Just back from a wonderful week's skiing in Meribel, in the French Alps. The one sour note: the food. Many of the bars and restaurants have been taken over and staffed by Brits and other English speakers and the food has suffered as a result.
Take one of the bars nearest to the slopes, the Cactus. It serves baked potatoes and beans. I don't go to France for that. And though it keeps some French dishes on the menu, they have been anglicised. A chevre chaud salad came with the cheapest goat's cheese on a slice of bullet hard bread. I asked for more dressing. It came in little tubs. Worse, a salade nicoise came without anchovies, with a very few fine slices of one of those tasteless stoned black olives I associate with British pizzas, a huge pile of dry tinned tuna, and green beans that burst to fill the mouth with cold liquid. They don't offer bread, either. And everything comes with sliced raw onion. The staff are charming and helpful, but that's little consolation.

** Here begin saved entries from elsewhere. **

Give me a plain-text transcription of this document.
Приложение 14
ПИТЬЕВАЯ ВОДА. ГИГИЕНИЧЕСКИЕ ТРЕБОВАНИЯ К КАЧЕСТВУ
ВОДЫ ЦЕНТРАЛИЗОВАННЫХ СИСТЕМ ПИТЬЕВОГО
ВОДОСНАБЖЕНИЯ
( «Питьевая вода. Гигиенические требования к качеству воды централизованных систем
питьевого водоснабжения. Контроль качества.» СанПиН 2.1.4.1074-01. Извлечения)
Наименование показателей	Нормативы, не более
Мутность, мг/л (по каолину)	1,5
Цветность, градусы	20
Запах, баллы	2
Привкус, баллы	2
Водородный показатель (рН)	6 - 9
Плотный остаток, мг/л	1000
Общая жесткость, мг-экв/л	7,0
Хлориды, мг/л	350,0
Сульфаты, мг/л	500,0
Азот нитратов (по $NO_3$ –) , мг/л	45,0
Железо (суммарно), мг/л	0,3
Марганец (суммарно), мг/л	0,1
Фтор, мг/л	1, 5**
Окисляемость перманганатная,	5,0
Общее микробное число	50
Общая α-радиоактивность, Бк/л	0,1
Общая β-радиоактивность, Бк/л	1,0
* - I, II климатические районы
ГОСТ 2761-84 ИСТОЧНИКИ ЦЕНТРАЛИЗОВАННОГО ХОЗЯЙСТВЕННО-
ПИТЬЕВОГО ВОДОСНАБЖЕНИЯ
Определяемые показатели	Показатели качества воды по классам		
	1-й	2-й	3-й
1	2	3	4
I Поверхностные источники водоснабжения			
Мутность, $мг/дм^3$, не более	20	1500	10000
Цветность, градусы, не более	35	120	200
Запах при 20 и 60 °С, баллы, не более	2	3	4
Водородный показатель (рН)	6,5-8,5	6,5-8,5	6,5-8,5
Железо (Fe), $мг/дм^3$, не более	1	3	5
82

We stayed in nearby Brides-les-Bains, where the food was pretty bad, too. At least they have some sort of excuse: most of the year they play host to people trying to lose weight, so food isn't a priority. A Logis de France meal had something wrong with every course, apart from the cheese, which tells you something. The blueberries on the fromage frais dessert were still frozen. I still don't know where the strand of tinsel I found in my mouth came from. An honourable exception in Brides-les-Bains was La Petite Auberge. I hope they can keep it up.